The United States Supreme Court has made it clear that the First Amendment protects the right of association. Some of the earliest cases arose from the civil rights era when government entities tried to impede the actions of various civil rights organizations. In 1958, Justice John Marshall Harlan wrote, “It is beyond debate that freedom to engage in association for the advancement of beliefs and ideas is an inseparable aspect of liberty which embraces freedom of speech.” In 1980, Chief Justice Warren Burger in Richmond Newspapers v. Virginia asserted that the right of association was among the “unarticulated rights…implicit in enumerated guarantees of the Constitution.”

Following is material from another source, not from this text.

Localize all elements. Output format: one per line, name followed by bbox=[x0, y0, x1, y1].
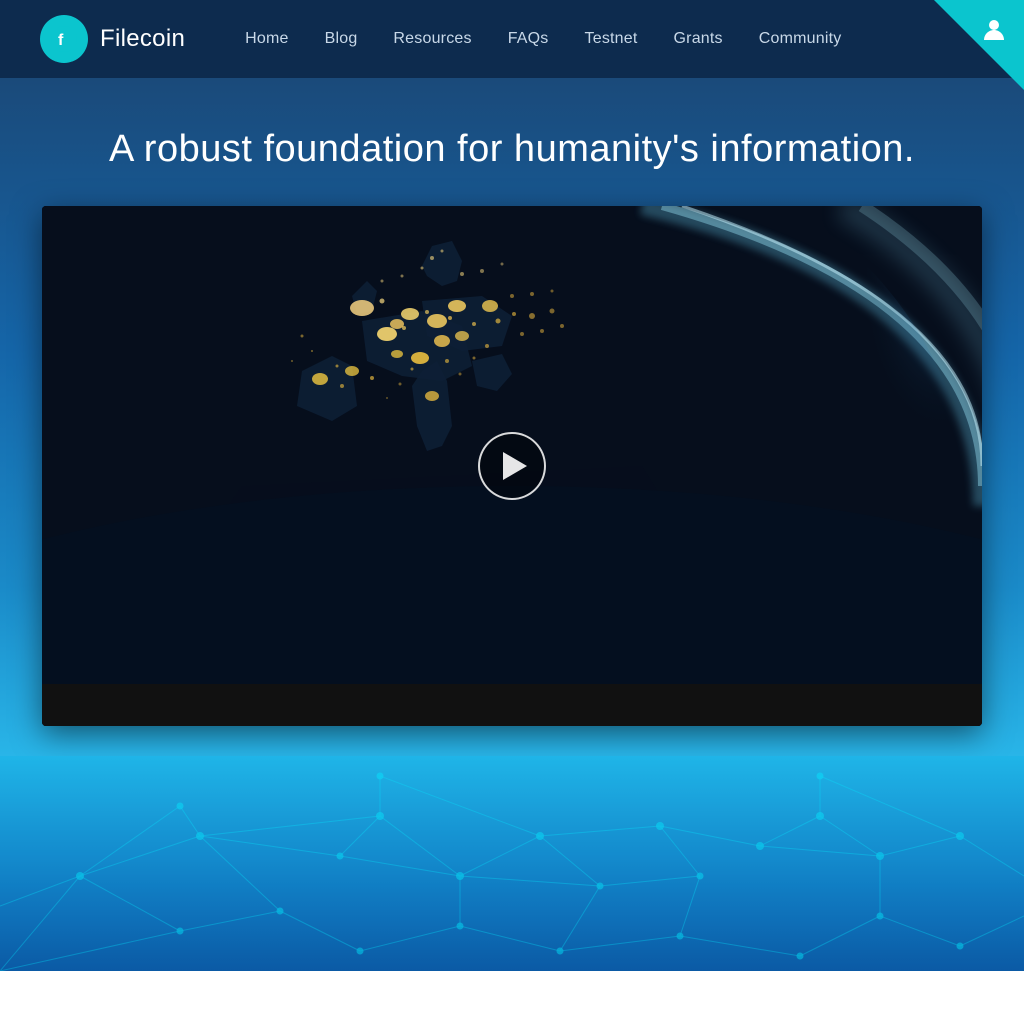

The freedom of association is much broader than a mere prohibition on the government’s closing groups or organizations from operating. Freedom of association prevents the government from targeting individuals who join disfavored groups. Nor can the government force the disclosure of lists disclosing the identities of individuals who donate to certain groups without a very strong reason.
The right of association can sometimes conflict with anti-discrimination laws. As more cities and states expand the reach of their anti-discrimination laws, the greater the likelihood that those laws will conflict with protected First Amendment rights.
Additionally, problems arise with respect to anonymity when associating with certain organizations. In today’s political climate, a person associated with a certain group may be harassed, ostracized, or discriminated against due to their association with that group. Many donors worry that their association with political organizations or social groups may cause them to lose their jobs and/or harm their reputations. These concerns will inhibit many people from joining or supporting various organizations or groups. These concerns have prompted courts to place limits on the ability of states and the federal government to access private donor membership lists.
Boy Scouts of America v. Dale (530 U.S. 640) – This case stemmed from the firing of an assistant scoutmaster by the Boy Scouts of America after he publicly identified himself as homosexual. The scoutmaster claimed his firing was discriminatory, while the Boy Scouts claimed that forcing them to include homosexual members or leaders would infringe upon their right to expressive association. The New Jersey Supreme Court ruled in favor of the scoutmaster, but the Supreme Court overturned the decision. According to author David E. Bernstein, by placing the right to expressive association above the interests of antidiscrimination policy, this decision marked a shift toward “recognition of expressive association as a full-fledged First Amendment right.”
Americans for Prosperity Foundation v. Bonta (141 S. Ct. 2373) – This case arose from a California law that would have obligated not-for-profit charities to disclose certain IRS Forms to the State of California in the name of preventing fraud. While the Supreme Court recognized that a State can obtain targeted information in order to prevent fraud or to stop criminal behavior, the Court held that the California law was much too broad in its scope given the sensitive information it was requesting: “California casts a dragnet for sensitive information from tens of thousands of charities each year, even though that information will become relevant in only a small number of cases involved filed complaints.”
Litigating First Amendment issues can be confusing and complex. When bringing a legal claim on these grounds, the resources and experience of a reputable lawyer are necessary to ensure your freedoms are protected and your right to associate is defended.